Be careful what you measure.

Some books on measurement so strongly advocate its use that they look almost exclusively at success stories. They profess to tell you how to get it right, but they supply little or no detail about the consequences or likelihood of getting it wrong.

Measuring and Managing Performance in Organizations

Robert D. Austin’s Measuring and Managing Performance in Organizations describes a carefully constructed model, uses the model to define incentive distortion and measurement dysfunction, and makes a case that in scenarios where you can’t measure every important dimension distortion is inevitable and the risk of outright dysfunction is high.

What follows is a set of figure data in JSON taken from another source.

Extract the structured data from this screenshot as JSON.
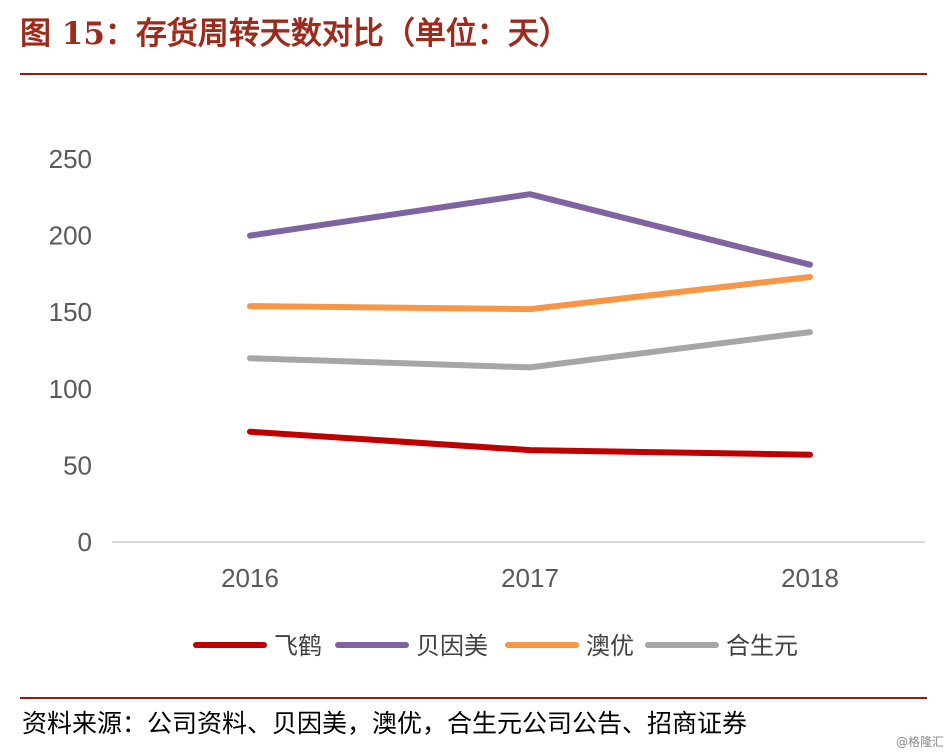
{
  "header": {
    "title": "图 15：存货周转天数对比（单位：天）"
  },
  "footer": {
    "source": "资料来源：公司资料、贝因美，澳优，合生元公司公告、招商证券",
    "watermark": "@格隆汇"
  },
  "chart_data": {
    "type": "line",
    "title": "存货周转天数对比（单位：天）",
    "xlabel": "",
    "ylabel": "",
    "x": [
      "2016",
      "2017",
      "2018"
    ],
    "ylim": [
      0,
      250
    ],
    "yticks": [
      0,
      50,
      100,
      150,
      200,
      250
    ],
    "grid": false,
    "legend_position": "bottom",
    "series": [
      {
        "name": "飞鹤",
        "values": [
          72,
          60,
          57
        ],
        "color": "#c00000"
      },
      {
        "name": "贝因美",
        "values": [
          200,
          227,
          181
        ],
        "color": "#8064a2"
      },
      {
        "name": "澳优",
        "values": [
          154,
          152,
          173
        ],
        "color": "#f79646"
      },
      {
        "name": "合生元",
        "values": [
          120,
          114,
          137
        ],
        "color": "#a6a6a6"
      }
    ]
  }
}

The model defines a best mix of worker activities at any given level of effort, and a best mix path that plots the mix of activities at each level of effort that produces the greatest value.

Incentive distortion results whenever measurement incents workers to deviate from the best mix path.

It’s possible to distort incentives without doing damage. Measurement that incents employees to work harder can produce more value for each additional unit of effort even if the measurement simultaneously incents employees to deviate from the best mix path.

Dysfunction results when measurement incents employees to allocate additional effort in ways that actually reduce the value they produce relative to lower levels of effort.

Austin argues that the practicality of measuring every important dimension of a given job is not a choice that a manager can make. Instead it’s a characteristic of the job.

Complex jobs don’t lend themselves to full supervision. There tend to be dimensions of the work that are difficult, impossible, or cost prohibitive to measure.

That leaves managers with a choice between partial supervision and leveraging employees’ internal motivation with “delegatory management”.

He cites evidence that external motivation crowds out internal motivation, making it difficult to combine motivational measurement with delegation without producing distortion or dysfunction.

Teams can, however, use informational measurement to their advantage with delegatory management, as long as they can avoid the pitfall of measures being used for motivational purposes.